I went off to one of my favourite chilling-out zones: Avebury. This is about 17 miles further north, and is somewhat larger and older site. It is also much more complex, with long avenues, banks and ditches, and a large conical man-made mound at Silbury Hill. Bizarrely enough, it also has a small, traditional and slightly quirky English rural village smack bang in the middle of it. Having my new English Heritage membership card saved me £2 at the car park, and I wandered into the village, snapping merrily as I went.
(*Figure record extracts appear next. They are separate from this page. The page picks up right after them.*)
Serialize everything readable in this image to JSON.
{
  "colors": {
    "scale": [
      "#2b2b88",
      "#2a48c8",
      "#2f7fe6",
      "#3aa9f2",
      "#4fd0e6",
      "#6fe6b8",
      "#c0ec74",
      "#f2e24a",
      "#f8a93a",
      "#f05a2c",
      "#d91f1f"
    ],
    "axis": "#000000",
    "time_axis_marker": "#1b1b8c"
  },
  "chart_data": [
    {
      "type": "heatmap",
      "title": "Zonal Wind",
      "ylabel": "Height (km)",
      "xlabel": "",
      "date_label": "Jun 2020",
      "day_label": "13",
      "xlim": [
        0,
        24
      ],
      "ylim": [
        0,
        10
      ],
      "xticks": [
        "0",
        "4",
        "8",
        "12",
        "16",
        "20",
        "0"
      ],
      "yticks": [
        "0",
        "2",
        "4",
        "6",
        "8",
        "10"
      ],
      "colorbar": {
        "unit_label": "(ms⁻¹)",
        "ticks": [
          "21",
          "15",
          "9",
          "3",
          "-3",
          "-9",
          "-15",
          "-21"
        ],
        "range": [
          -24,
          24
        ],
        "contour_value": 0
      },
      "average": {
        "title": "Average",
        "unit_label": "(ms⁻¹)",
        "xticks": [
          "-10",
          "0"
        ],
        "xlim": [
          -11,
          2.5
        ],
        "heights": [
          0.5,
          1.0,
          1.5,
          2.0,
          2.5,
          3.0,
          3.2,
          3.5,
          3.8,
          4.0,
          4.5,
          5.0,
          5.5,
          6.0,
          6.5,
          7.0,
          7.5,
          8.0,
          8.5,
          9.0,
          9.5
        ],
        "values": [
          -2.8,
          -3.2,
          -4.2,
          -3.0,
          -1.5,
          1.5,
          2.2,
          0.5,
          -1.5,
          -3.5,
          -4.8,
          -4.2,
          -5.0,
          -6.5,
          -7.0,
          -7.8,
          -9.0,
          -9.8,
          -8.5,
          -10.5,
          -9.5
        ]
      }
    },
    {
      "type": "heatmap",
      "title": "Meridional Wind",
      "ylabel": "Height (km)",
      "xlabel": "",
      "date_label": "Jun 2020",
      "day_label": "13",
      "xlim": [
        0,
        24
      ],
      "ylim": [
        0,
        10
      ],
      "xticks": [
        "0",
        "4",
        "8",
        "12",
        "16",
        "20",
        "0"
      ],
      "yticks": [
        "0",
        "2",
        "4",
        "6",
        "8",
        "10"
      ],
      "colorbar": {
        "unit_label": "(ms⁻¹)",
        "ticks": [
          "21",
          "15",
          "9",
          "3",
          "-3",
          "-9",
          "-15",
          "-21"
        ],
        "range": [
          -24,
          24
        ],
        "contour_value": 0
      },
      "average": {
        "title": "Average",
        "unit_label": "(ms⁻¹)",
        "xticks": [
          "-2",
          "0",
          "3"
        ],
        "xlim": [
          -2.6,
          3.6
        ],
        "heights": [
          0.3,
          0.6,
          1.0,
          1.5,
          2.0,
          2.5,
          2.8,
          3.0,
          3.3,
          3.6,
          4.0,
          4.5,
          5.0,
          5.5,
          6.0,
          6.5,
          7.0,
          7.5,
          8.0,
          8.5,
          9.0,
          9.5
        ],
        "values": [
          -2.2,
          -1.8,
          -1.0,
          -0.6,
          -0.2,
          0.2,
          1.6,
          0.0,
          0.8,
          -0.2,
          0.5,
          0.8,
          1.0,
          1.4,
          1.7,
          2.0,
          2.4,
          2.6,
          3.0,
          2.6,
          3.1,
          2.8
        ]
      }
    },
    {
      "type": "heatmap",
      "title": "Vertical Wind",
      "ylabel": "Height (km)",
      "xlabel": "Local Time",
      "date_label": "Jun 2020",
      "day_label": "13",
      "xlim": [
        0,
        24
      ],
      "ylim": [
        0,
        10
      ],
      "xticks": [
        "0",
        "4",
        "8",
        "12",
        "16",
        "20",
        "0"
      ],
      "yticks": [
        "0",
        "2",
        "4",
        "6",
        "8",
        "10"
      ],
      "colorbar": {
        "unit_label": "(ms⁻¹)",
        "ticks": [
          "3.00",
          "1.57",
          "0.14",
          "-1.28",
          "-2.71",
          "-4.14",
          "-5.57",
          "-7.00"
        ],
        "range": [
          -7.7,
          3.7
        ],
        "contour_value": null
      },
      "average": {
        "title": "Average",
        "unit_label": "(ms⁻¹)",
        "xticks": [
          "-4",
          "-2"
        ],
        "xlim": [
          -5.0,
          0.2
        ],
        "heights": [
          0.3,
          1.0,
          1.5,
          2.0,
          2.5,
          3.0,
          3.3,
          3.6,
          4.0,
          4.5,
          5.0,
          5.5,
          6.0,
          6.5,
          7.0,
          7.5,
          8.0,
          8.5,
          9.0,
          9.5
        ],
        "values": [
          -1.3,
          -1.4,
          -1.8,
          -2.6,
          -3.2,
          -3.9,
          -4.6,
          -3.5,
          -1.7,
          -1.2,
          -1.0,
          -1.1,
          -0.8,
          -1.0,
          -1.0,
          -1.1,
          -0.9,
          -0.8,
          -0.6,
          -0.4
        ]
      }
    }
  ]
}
I hesitate somewhat to publicise Avebury, as it is subject to the same erosive pressures on the chalk of the ditch and bank as Stonehenge does. Yet whereas Stonehenge needed a long lens to reach the stones, at Avebury, it is possible to walk around, touch, and see out from within. In one stone it is even possible to sit down, as a cleft has been worn into one side. Some years ago, I found a poem, enclosed in a Zip-Loc bag, sticking from a small crack in this particular stone. What's more, there was no security presence, no turnstiles, but a welcoming museum and tea-shop in a timber-framed barn. Wonder of wonders, there is also a pub, right in the centre of the Henge.
Herein lies a quandary. Avebury is an open secret. It's miles better than Stonehenge to see. It's bigger. better and has draught real ale. Here yokels, bikers, hippies, wiccans co-exist and wonder at the place. In spring and summer, sheep are grazed within the henge. It's open to anyone, and everyone who visits loves it. I dare say that, if the locals decided to set up Wicker men, or dance starkers around the stones on a warm summer's night, no-one would bat an eyelid. As for anyone planning to dance starkers ("I believe the phrase is 'sky-clad' M'lud") around the stones at this time of year, good luck to you, it's been a cold week, and you'll need to sit down at the pub afterwards for a good dollop of mulled wine or hot cocoa. And to be honest, it's the kind of place where the local witches and the Women's Institute will probably collaborate to organise it, if they're not already synonymous.
So, culture for everyone, but maybe not for coach parties. The Kinks are the Village Green Preservation Society.